Now in recent decades, investors could assume that across the length of an economic cycle, almost all investments would provide a positive real return. Diversification across the curve made ample sense, and this is precisely what happened: looking at the stock of global assets, one sees that out of an estimated $209trn in global financial assets (excluding real estate), $52trn sits in equity with $45trn in government debt, $65trn in loans (possibly a good chunk of which finances real estate), and $46trn in corporate debt. In other words, roughly one quarter of the world’s financial assets are in equity (on the top-right hand of the risk-return curve) with three quarters in debt (at the bottom left of the curve). This asset mix brings us to the policies followed today by most Western central banks of guaranteeing negative real rates for as long as the eye can see. This policy of negative real rates has an obvious goal: push out investors from the bottom left of the curve to the top right, thereby boosting animal spirits, creating jobs, and returning Western economies to a more solid growth environment. But could these policies suffer from the law of unintended consequences?
If we look at the risk-return curve today it is obvious that 75% of global financial assets are now locking in real losses, unless of course, inflation collapses and deflation takes hold in the major economies. Consider a 2 year treasury bond yielding 0.25% as an example. With inflation running at around 1.7%, anyone buying such an instrument is locking in a -1.5% real capital loss for the next two years. The same argument can be made for Germany where yields are even lower than in the US, even if inflation is running at the same pace (and likely to accelerate further), or indeed Japan, France or the UK... In short, in today’s world, it is almost impossible to gather any kind of real returns on fixed income instruments without either taking significant duration risk and/or quality risk, i.e.: moving up to the right of the curve.
Now let us assume for a second that the world will be spared a massive deflationary wave and that, consequently, the assets at the bottom left of the curve will lose 1.5% real per year every year for the next five years. This means that, for global assets to stay roughly in the same place, equities will need to provide a real return of 4.5% per annum every year for five years. This is broadly in line with the long term return of equity markets and, given that global equities are not blatantly overvalued, such returns may well be achieved. However, it is important to note that such returns will only serve to compensate for the capital destruction taking place in the fixed income market. Real returns on equities of 4.5% will not leave us any richer compared to our starting level. This means that investors will have effectively spent five years on a treadmill running to stand still. When you consider that no asset growth was registered in the previous five years, we are facing a whole decade devoid of capital accumulation. Given the world’s ageing population, isn’t this bound to be problematic?

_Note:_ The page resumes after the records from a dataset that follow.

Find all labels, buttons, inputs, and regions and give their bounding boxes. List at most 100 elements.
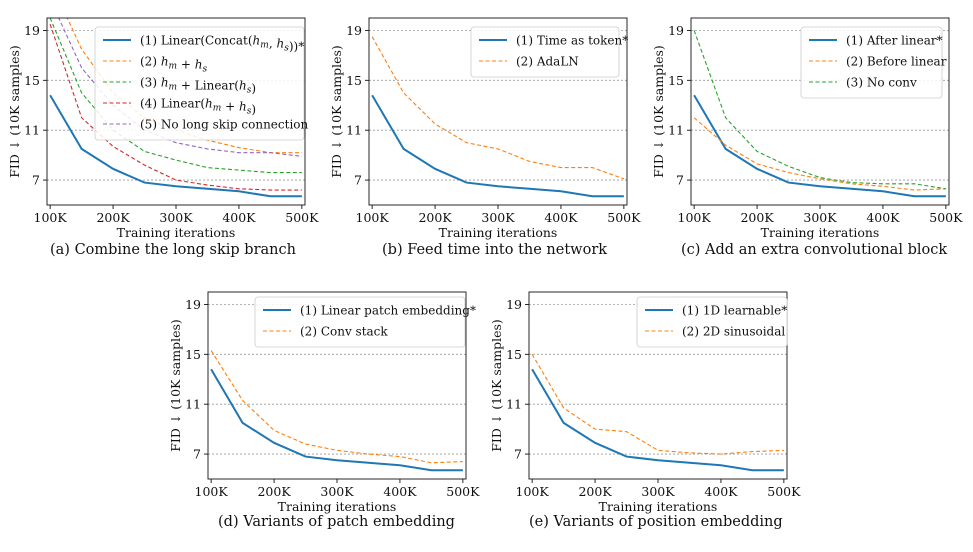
legend: (1) Linear(Concat(hm, hs))*(2) hm + hs(3…: [94, 26, 309, 141]
x-tick-label: 500K: [285, 210, 319, 225]
x-tick-label: 200K: [578, 484, 612, 499]
y-tick-label: 15: [185, 347, 201, 362]
x-tick-label: 500K: [929, 210, 963, 225]
legend-label: (1) After linear*: [846, 34, 943, 48]
series-line-2: [371, 36, 625, 180]
y-tick-label: 11: [506, 397, 522, 412]
legend-label: (1) Linear patch embedding*: [300, 304, 476, 318]
series-line-2: [210, 350, 463, 464]
y-tick-label: 15: [346, 73, 362, 88]
y-axis-label: FID ↓ (10K samples): [489, 319, 504, 452]
x-tick-label: 200K: [257, 484, 291, 499]
x-tick-label: 200K: [740, 210, 774, 225]
x-tick-label: 100K: [195, 484, 229, 499]
x-tick-label: 100K: [34, 210, 68, 225]
y-axis-label: FID ↓ (10K samples): [329, 45, 344, 178]
legend: (1) 1D learnable* (2) 2D sinusoidal: [636, 296, 788, 348]
legend-label: (5) No long skip connection: [140, 118, 309, 132]
caption-b: (b) Feed time into the network: [382, 242, 608, 258]
x-axis-label: Training iterations: [278, 499, 397, 514]
y-tick-label: 7: [354, 173, 362, 188]
legend-box: [800, 26, 943, 99]
series-line-1: [693, 94, 946, 198]
series-line-5: [58, 18, 302, 157]
x-axis-label: Training iterations: [117, 225, 236, 240]
caption-d: (d) Variants of patch embedding: [218, 514, 455, 530]
legend-box: [94, 26, 305, 141]
legend-label: (1) 1D learnable*: [682, 304, 787, 318]
legend: (1) After linear* (2) Before linear (3) No…: [800, 26, 947, 99]
y-tick-label: 19: [346, 23, 362, 38]
series-line-1: [531, 368, 784, 472]
caption-c: (c) Add an extra convolutional block: [681, 242, 948, 258]
x-tick-label: 400K: [222, 210, 256, 225]
x-tick-label: 400K: [544, 210, 578, 225]
series-line-2: [693, 117, 946, 191]
x-tick-label: 100K: [356, 210, 390, 225]
y-tick-label: 19: [185, 297, 201, 312]
y-tick-label: 11: [346, 123, 362, 138]
y-axis-label: FID ↓ (10K samples): [7, 45, 22, 178]
y-tick-label: 11: [24, 123, 40, 138]
x-tick-label: 300K: [803, 210, 837, 225]
x-tick-label: 500K: [767, 484, 801, 499]
y-tick-label: 11: [185, 397, 201, 412]
series-line-1: [210, 368, 463, 472]
y-tick-label: 7: [32, 173, 40, 188]
y-axis-label: FID ↓ (10K samples): [168, 319, 183, 452]
legend: (1) Time as token* (2) AdaLN: [470, 26, 628, 78]
legend-label: (1) Linear(Concat(hm, hs))*: [140, 34, 304, 54]
legend-box: [470, 26, 620, 78]
legend-label: (2) AdaLN: [516, 55, 579, 69]
legend-box: [636, 296, 788, 348]
y-tick-label: 19: [24, 23, 40, 38]
x-tick-label: 200K: [418, 210, 452, 225]
legend-label: (1) Time as token*: [516, 34, 628, 48]
legend-label: (3) hm + Linear(hs): [140, 76, 256, 96]
legend-label: (2) Before linear: [846, 55, 947, 69]
series-line-1: [371, 94, 624, 198]
legend: (1) Linear patch embedding* (2) Conv stac…: [254, 296, 476, 348]
x-tick-label: 500K: [446, 484, 480, 499]
y-tick-label: 7: [193, 447, 201, 462]
caption-a: (a) Combine the long skip branch: [50, 242, 296, 258]
y-tick-label: 11: [668, 123, 684, 138]
x-tick-label: 300K: [320, 484, 354, 499]
legend-label: (4) Linear(hm + hs): [140, 97, 256, 117]
y-axis-label: FID ↓ (10K samples): [651, 45, 666, 178]
x-axis-label: Training iterations: [439, 225, 558, 240]
series-line-2: [531, 354, 784, 455]
x-tick-label: 500K: [607, 210, 641, 225]
series-line-4: [49, 24, 302, 191]
y-tick-label: 15: [506, 347, 522, 362]
x-axis-label: Training iterations: [761, 225, 880, 240]
legend-label: (2) hm + hs: [140, 55, 208, 75]
x-tick-label: 100K: [516, 484, 550, 499]
y-tick-label: 7: [676, 173, 684, 188]
x-axis-label: Training iterations: [599, 499, 718, 514]
y-tick-label: 15: [24, 73, 40, 88]
x-tick-label: 300K: [159, 210, 193, 225]
x-tick-label: 300K: [641, 484, 675, 499]
legend-label: (2) Conv stack: [300, 325, 388, 339]
y-tick-label: 19: [506, 297, 522, 312]
caption-e: (e) Variants of position embedding: [529, 514, 783, 530]
y-tick-label: 7: [514, 447, 522, 462]
x-tick-label: 400K: [383, 484, 417, 499]
legend-label: (2) 2D sinusoidal: [682, 325, 785, 339]
legend-label: (3) No conv: [846, 76, 917, 90]
series-line-1: [49, 94, 302, 198]
x-tick-label: 100K: [678, 210, 712, 225]
x-tick-label: 200K: [96, 210, 130, 225]
x-tick-label: 400K: [704, 484, 738, 499]
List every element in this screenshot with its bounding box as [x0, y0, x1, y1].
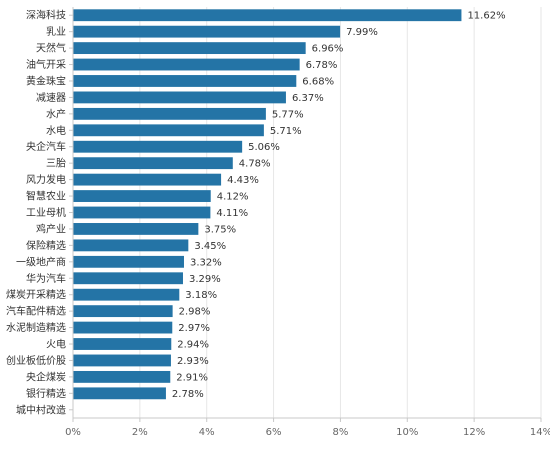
category-label: 火电: [46, 338, 66, 351]
bar: [73, 157, 233, 170]
x-tick-label: 8%: [332, 427, 348, 438]
bar: [73, 75, 297, 87]
category-label: 一级地产商: [16, 255, 66, 268]
value-label: 5.06%: [248, 142, 280, 153]
category-label: 工业母机: [26, 206, 66, 219]
category-label: 水泥制造精选: [6, 321, 66, 334]
value-label: 2.93%: [177, 356, 209, 367]
x-tick-label: 14%: [530, 427, 550, 438]
value-label: 6.96%: [312, 44, 344, 55]
value-label: 2.78%: [172, 389, 204, 400]
bar: [73, 140, 243, 153]
bar: [73, 9, 462, 22]
bar: [73, 239, 189, 252]
category-label: 三胎: [46, 157, 66, 170]
category-label: 乳业: [46, 25, 66, 38]
bar: [73, 124, 264, 137]
value-label: 3.18%: [185, 290, 217, 301]
category-label-layer: 深海科技乳业天然气油气开采黄金珠宝减速器水产水电央企汽车三胎风力发电智慧农业工业…: [6, 9, 73, 416]
value-label: 2.91%: [176, 372, 208, 383]
bar: [73, 206, 211, 219]
bar: [73, 190, 211, 202]
value-label: 3.45%: [194, 241, 226, 252]
bar: [73, 370, 171, 383]
value-label: 3.75%: [204, 224, 236, 235]
category-label: 央企煤炭: [26, 370, 66, 383]
x-tick-layer: 0% 2% 4% 6% 8% 10% 12% 14%: [65, 7, 550, 438]
category-label: 汽车配件精选: [6, 305, 66, 318]
bar: [73, 305, 173, 318]
bar: [73, 107, 266, 120]
category-label: 保险精选: [26, 239, 66, 252]
category-label: 智慧农业: [26, 190, 66, 203]
x-tick-label: 12%: [463, 427, 485, 438]
x-tick-label: 2%: [132, 427, 148, 438]
bar: [73, 288, 180, 301]
value-label: 6.68%: [302, 76, 334, 87]
value-label: 5.77%: [272, 109, 304, 120]
bar-layer: [73, 9, 462, 400]
value-label: 2.98%: [179, 307, 211, 318]
value-label: 2.97%: [178, 323, 210, 334]
value-label: 4.43%: [227, 175, 259, 186]
value-label: 6.78%: [306, 60, 338, 71]
category-label: 银行精选: [26, 387, 66, 400]
x-tick-label: 0%: [65, 427, 81, 438]
x-tick-label: 6%: [266, 427, 282, 438]
category-label: 深海科技: [26, 9, 66, 22]
bar: [73, 255, 184, 268]
category-label: 鸡产业: [36, 222, 66, 235]
value-label: 3.32%: [190, 257, 222, 268]
x-tick-label: 10%: [396, 427, 418, 438]
category-label: 风力发电: [26, 173, 66, 186]
value-label: 4.11%: [216, 208, 248, 219]
category-label: 油气开采: [26, 58, 66, 71]
value-label: 2.94%: [177, 340, 209, 351]
value-label: 4.12%: [217, 192, 249, 203]
category-label: 水电: [46, 124, 66, 137]
category-label: 天然气: [36, 42, 66, 55]
value-label-layer: 11.62% 7.99%6.96% 6.78% 6.68% 6.37% 5.77% 5.71…: [172, 11, 506, 400]
category-label: 黄金珠宝: [26, 74, 66, 87]
bar: [73, 91, 286, 104]
bar: [73, 321, 173, 334]
bar: [73, 42, 306, 55]
bar: [73, 338, 172, 350]
bar: [73, 354, 171, 367]
bar: [73, 387, 166, 400]
bar: [73, 173, 222, 186]
category-label: 华为汽车: [26, 272, 66, 285]
category-label: 减速器: [36, 92, 66, 104]
bar: [73, 272, 183, 285]
value-label: 7.99%: [346, 27, 378, 38]
value-label: 11.62%: [467, 11, 505, 22]
value-label: 3.29%: [189, 274, 221, 285]
value-label: 6.37%: [292, 93, 324, 104]
value-label: 4.78%: [239, 159, 271, 170]
category-label: 央企汽车: [26, 140, 66, 153]
x-tick-label: 4%: [199, 427, 215, 438]
category-label: 煤炭开采精选: [6, 288, 66, 301]
bar: [73, 25, 341, 38]
category-label: 城中村改造: [16, 403, 66, 416]
category-label: 水产: [46, 107, 66, 120]
bar: [73, 223, 199, 235]
bar: [73, 58, 300, 71]
category-label: 创业板低价股: [6, 354, 66, 367]
value-label: 5.71%: [270, 126, 302, 137]
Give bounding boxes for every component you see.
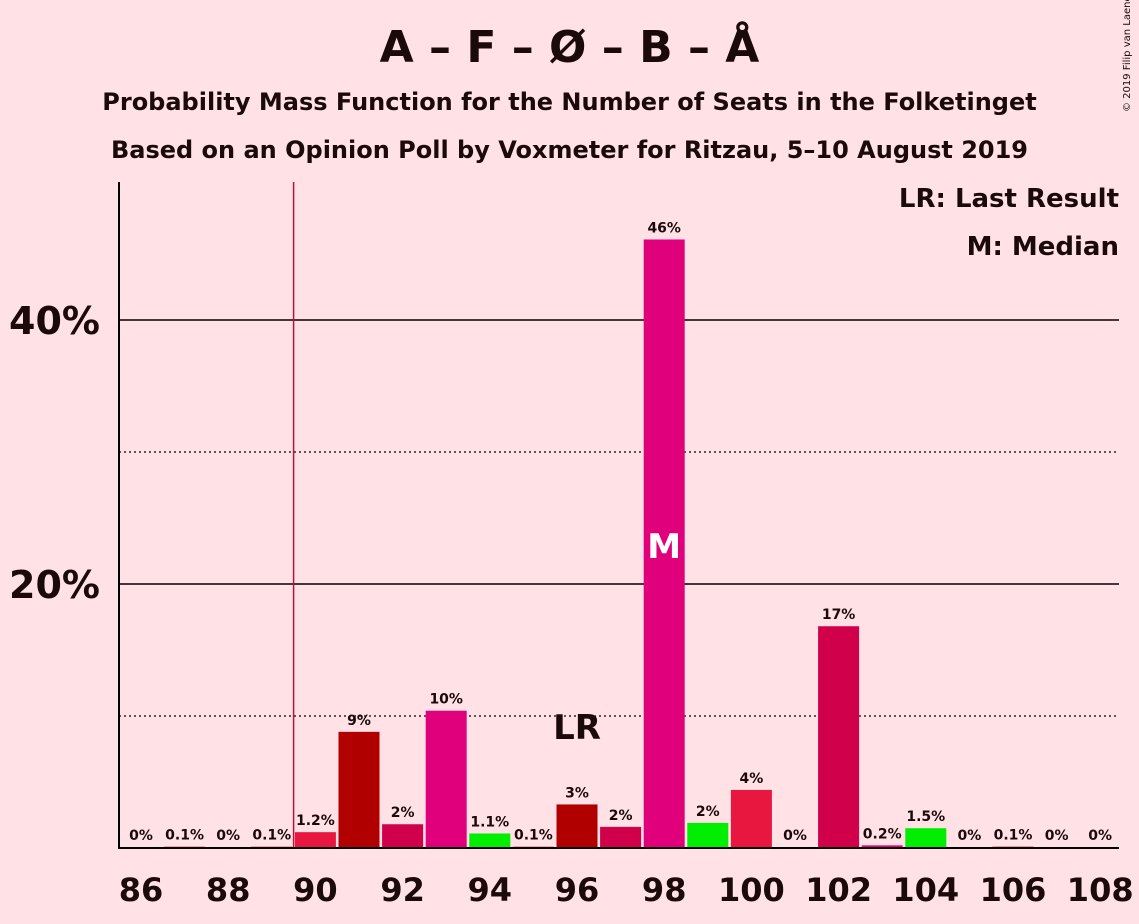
bar-data-label: 46% <box>647 220 681 236</box>
bar-data-label: 1.5% <box>906 809 945 825</box>
y-tick-label: 20% <box>9 563 100 607</box>
x-tick-label: 100 <box>718 871 785 909</box>
bar <box>469 833 511 848</box>
chart-subtitle-1: Probability Mass Function for the Number… <box>102 88 1037 116</box>
bar-data-label: 0.1% <box>252 828 291 844</box>
bar-data-label: 2% <box>609 808 633 824</box>
x-tick-label: 86 <box>119 871 164 909</box>
bar-data-label: 0.1% <box>514 828 553 844</box>
x-tick-label: 96 <box>555 871 600 909</box>
bar-data-label: 0% <box>1088 828 1112 844</box>
bar-data-label: 10% <box>429 692 463 708</box>
x-tick-label: 90 <box>293 871 338 909</box>
bar-data-label: 0% <box>958 828 982 844</box>
bar <box>556 804 598 848</box>
bar-data-label: 0% <box>1045 828 1069 844</box>
y-tick-label: 40% <box>9 299 100 343</box>
bar-data-label: 0% <box>783 828 807 844</box>
chart-title: A – F – Ø – B – Å <box>379 22 760 73</box>
x-tick-label: 108 <box>1067 871 1134 909</box>
bar <box>294 832 336 848</box>
x-tick-label: 102 <box>805 871 872 909</box>
bar <box>600 826 642 848</box>
bar-data-label: 1.1% <box>470 814 509 830</box>
x-tick-label: 98 <box>642 871 687 909</box>
legend-median: M: Median <box>966 232 1119 262</box>
median-marker: M <box>647 527 681 567</box>
bar <box>818 626 860 848</box>
bar-data-label: 3% <box>565 785 589 801</box>
x-tick-label: 104 <box>892 871 959 909</box>
x-tick-label: 88 <box>206 871 251 909</box>
bar-data-label: 0.1% <box>994 828 1033 844</box>
bar-data-label: 9% <box>347 713 371 729</box>
legend-last-result: LR: Last Result <box>898 184 1119 214</box>
x-tick-label: 92 <box>380 871 425 909</box>
bar-data-label: 2% <box>391 805 415 821</box>
bar <box>861 845 903 848</box>
bar-data-label: 0% <box>129 828 153 844</box>
bar-data-label: 17% <box>822 607 856 623</box>
bar-data-label: 4% <box>740 771 764 787</box>
bar <box>905 828 947 848</box>
x-tick-label: 94 <box>468 871 513 909</box>
bar <box>382 824 424 848</box>
bar-data-label: 0% <box>216 828 240 844</box>
bar-data-label: 2% <box>696 804 720 820</box>
bar <box>338 731 380 848</box>
bar <box>425 710 467 848</box>
bar <box>643 239 685 849</box>
bar-data-label: 0.1% <box>165 828 204 844</box>
bar-data-label: 0.2% <box>863 826 902 842</box>
x-tick-label: 106 <box>980 871 1047 909</box>
bar <box>730 789 772 848</box>
chart-subtitle-2: Based on an Opinion Poll by Voxmeter for… <box>110 136 1029 164</box>
bar-data-label: 1.2% <box>296 813 335 829</box>
bar <box>687 822 729 848</box>
last-result-marker: LR <box>553 708 601 748</box>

Indeed, at a time when most pension funds are already far under water, does a policy that locks in real losses for plan managers really make sense? In short, can the world today afford the real capital destruction central banks are engineering through negative real rates (perhaps we can if that capital destruction mostly occurs on the central banks’ own balance sheets?). This quandary brings us back to the law of unintended consequences: just like the pensioner who, sitting on a fixed amount of capital, will simply buy more and more bonds as interest rates are pushed down (for he needs a fixed level of income—witness Japan over the past twenty years), won’t the world’s pension funds, sitting on real losses because of their existing large fixed income holdings, prove ever more resistant to moving to the far right of the curve? Could the negative real interest rate policies, by destroying capital, guarantee the world a period of sub-par investment growth, sub-par productivity growth, and sub-par economic growth instead? This is what occurred in Japan for a decade, once the bank of Japan moved to a zero rate policy. Basically, ZIRP meant the banks could not make much money, nor were they interested in taking much risk or making loans. And without bank credit, the economy just puttered along, while equities continuously de-rated.